Sevginar Sali

“Gidemediğin yer senin değildir...”

Kudüs Fatihi Selahaddin Eyyubi'nin sözü olarak hatırlıyorum nedense… Dün çok daha önemli işlerim olduğundan uzun uzadıya araştırmadım, bu hususta bana, bize bir iyilik yapmak isteyen olursa müteşekkir kalırım. (Reha Çamuroğlu'nun Sultan Selâhaddin el-Kürdî kitabını okuyanlar ise bana başka bir kitap hediyesiyle pek ala teşekkür edebilir : )
‘Oraya gittin, bana gelmedin', ‘selam verdim almadın', ‘oy verdim hizmet etmedin'lerin çokça konuşulacağı bir türbülansa giriyoruz : )
Seçim başarısı bir tarafıyla da yönetim başarısı değil midir? Bence öyle… Tamamen şans eseri kazanılmadıysa bir seçim (öyle olanlar da var ancak kırk yılda bir ve kıymet bildikleri pek görülmüş şey değil), nasıl derler; bileğinin kuvvetiyle muvaffak olduysa siyasetçi, elde ettiği erki kötü kullanmak, görev sürecini yanlış yönlendirmesi olağan değil, olağan üstü durumdur! Bir insan alın teriyle, tırnaklarıyla kazıyarak elde ettiği şeye gözü gibi bakar, kıymet bilir, leke sürdürmeyi bırakın toz kondurmaz…
Siyasetçilerimizin bayram mesaisi üzerinden “Gidemediğin yer senin değildir…” sözünü düşünecek olursak benim söylememe gerek kalmadan siz pek çok şeyi anlarsınız zaten…
Bir yere gidemiyorsan oradan fazla şey bekleme…
Gittiysen, oradakilerin ellerini sıktıysan, gözlerinin içine baktıysan illa onlar da seni görmüştür…
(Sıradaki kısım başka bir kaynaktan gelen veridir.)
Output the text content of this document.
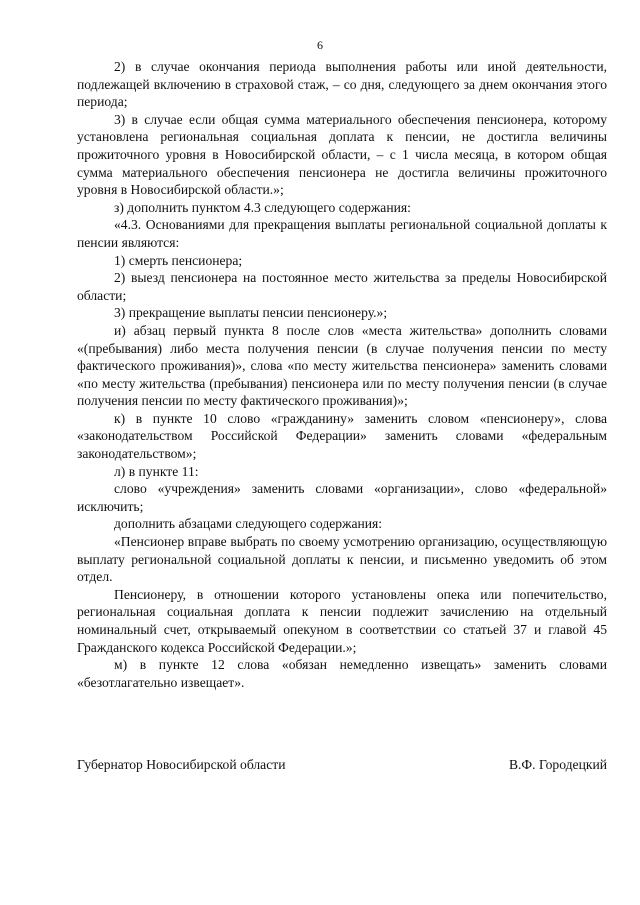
6

2) в случае окончания периода выполнения работы или иной деятельности, подлежащей включению в страховой стаж, – со дня, следующего за днем окончания этого периода;

3) в случае если общая сумма материального обеспечения пенсионера, которому установлена региональная социальная доплата к пенсии, не достигла величины прожиточного уровня в Новосибирской области, – с 1 числа месяца, в котором общая сумма материального обеспечения пенсионера не достигла величины прожиточного уровня в Новосибирской области.»;

з) дополнить пунктом 4.3 следующего содержания:

«4.3. Основаниями для прекращения выплаты региональной социальной доплаты к пенсии являются:

1) смерть пенсионера;

2) выезд пенсионера на постоянное место жительства за пределы Новосибирской области;

3) прекращение выплаты пенсии пенсионеру.»;

и) абзац первый пункта 8 после слов «места жительства» дополнить словами «(пребывания) либо места получения пенсии (в случае получения пенсии по месту фактического проживания)», слова «по месту жительства пенсионера» заменить словами «по месту жительства (пребывания) пенсионера или по месту получения пенсии (в случае получения пенсии по месту фактического проживания)»;

к) в пункте 10 слово «гражданину» заменить словом «пенсионеру», слова «законодательством Российской Федерации» заменить словами «федеральным законодательством»;

л) в пункте 11:

слово «учреждения» заменить словами «организации», слово «федеральной» исключить;

дополнить абзацами следующего содержания:

«Пенсионер вправе выбрать по своему усмотрению организацию, осуществляющую выплату региональной социальной доплаты к пенсии, и письменно уведомить об этом отдел.

Пенсионеру, в отношении которого установлены опека или попечительство, региональная социальная доплата к пенсии подлежит зачислению на отдельный номинальный счет, открываемый опекуном в соответствии со статьей 37 и главой 45 Гражданского кодекса Российской Федерации.»;

м) в пункте 12 слова «обязан немедленно извещать» заменить словами «безотлагательно извещает».

Губернатор Новосибирской области	В.Ф. Городецкий
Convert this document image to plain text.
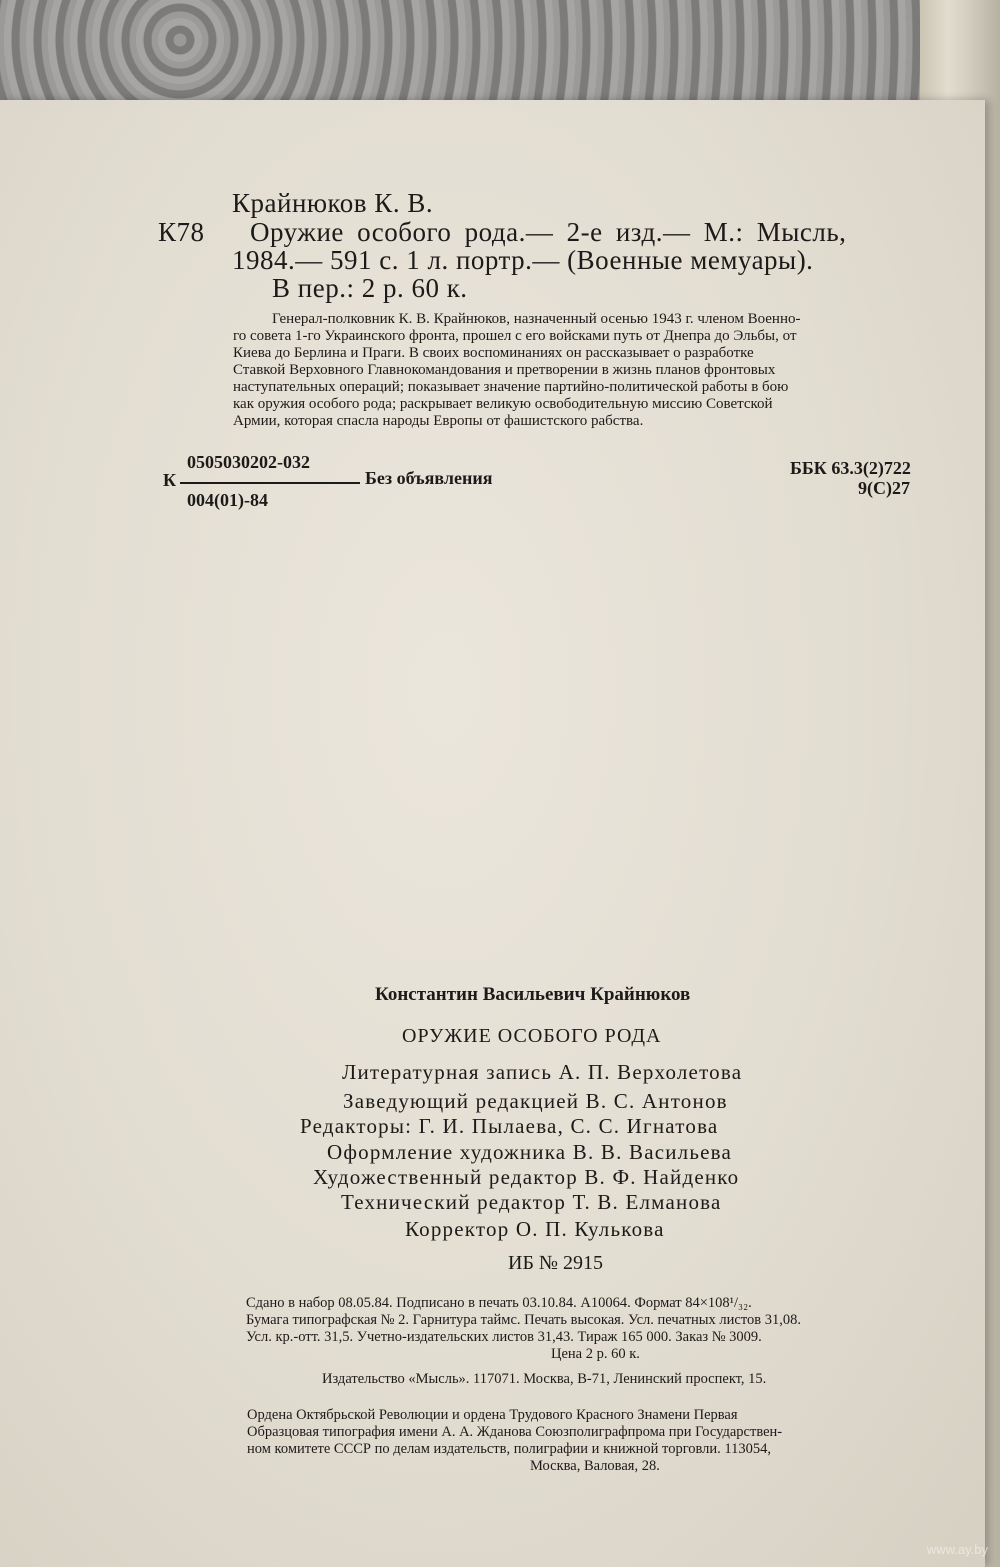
Крайнюков К. В.
К78 Оружие особого рода.— 2-е изд.— М.: Мысль,
1984.— 591 с. 1 л. портр.— (Военные мемуары).
В пер.: 2 р. 60 к.
Генерал-полковник К. В. Крайнюков, назначенный осенью 1943 г. членом Военно-
го совета 1-го Украинского фронта, прошел с его войсками путь от Днепра до Эльбы, от
Киева до Берлина и Праги. В своих воспоминаниях он рассказывает о разработке
Ставкой Верховного Главнокомандования и претворении в жизнь планов фронтовых
наступательных операций; показывает значение партийно-политической работы в бою
как оружия особого рода; раскрывает великую освободительную миссию Советской
Армии, которая спасла народы Европы от фашистского рабства.
0505030202-032
К	Без объявления
004(01)-84
ББК 63.3(2)722
9(С)27
Константин Васильевич Крайнюков
ОРУЖИЕ ОСОБОГО РОДА
Литературная запись А. П. Верхолетова
Заведующий редакцией В. С. Антонов
Редакторы: Г. И. Пылаева, С. С. Игнатова
Оформление художника В. В. Васильева
Художественный редактор В. Ф. Найденко
Технический редактор Т. В. Елманова
Корректор О. П. Кулькова
ИБ № 2915
Сдано в набор 08.05.84. Подписано в печать 03.10.84. А10064. Формат 84×108¹/₃₂.
Бумага типографская № 2. Гарнитура таймс. Печать высокая. Усл. печатных листов 31,08.
Усл. кр.-отт. 31,5. Учетно-издательских листов 31,43. Тираж 165 000. Заказ № 3009.
Цена 2 р. 60 к.
Издательство «Мысль». 117071. Москва, В-71, Ленинский проспект, 15.
Ордена Октябрьской Революции и ордена Трудового Красного Знамени Первая
Образцовая типография имени А. А. Жданова Союзполиграфпрома при Государствен-
ном комитете СССР по делам издательств, полиграфии и книжной торговли. 113054,
Москва, Валовая, 28.
www.ay.by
Nasıl karşıladıkları da çok önemli değil, nasıl uğurladıkları esas olan…
Nasıl karşılanacağımızı büyük ölçüde biz belirleyemeyiz ama ne şekilde uğurlanacağımız yüksek dozda şahsi inisiyatifimizde…
Hatalar, anlaşmazlıklar, eksiklikler olur ama bunların hiç biri telafisi olmayan şeyler değil… Olanı, olmayanı kabul edip telafi etmeyi bilmek marifet!
“Az para satın alınamayan daha çok parayla satın alınır” motosunun ışığına tutulmuş bir kuşağa “Az sevgi ile olmayanı daha çok sevgi ile başarabilirsiniz” gibi uçuk kaçık şeyler anlatıyor gibi görünebilirim ama siz unutmayın; herkes bu hayatta gerçekten hak ettiğini alır… İlk başta adaletsiz gelen şeylerin sonuçta sizi ulaştırdığı noktalara bakınca değil her daim şükretmeyi başardığınızda olgunlaşmış olursunuz…
Meyvenin olgunu gibi, insanın olgunu da tadından yenmez : )
Gerçi ben bu hususta biraz istisnayım, olgunlaşmadan önceki meyveleri tüketmekten daha çok keyif alıyorum…
Benim tercihlerim değil tabi Silivri'nin seçimleri mevzu bahis onun için konuyu daha fazla sulandırmıyorum…
Sizin olmasını istediğiniz, sizinle yürümesini hedeflediğiniz, görüşünü, desteğini, katkısını önemsediğiniz kişilere gidin… Herkesle konuşun, herkesi dinleyin ve tüm bunların ardından yapmak istediğinizi, içinizden geleni, doğru bildiğinizi yapın…
Bulgaristan'da ünlü bir gazeteci vardı; gazeteci olarak gözüme ileride aynı mesleği yapacağımın farkında olmadan kestirdiğim ilk isim; Kevork Kevorkyan… Güzel bir sözü var; “Yapmanız gerekeni değil içinizden geleni yapın, ne olacaksa olsun!”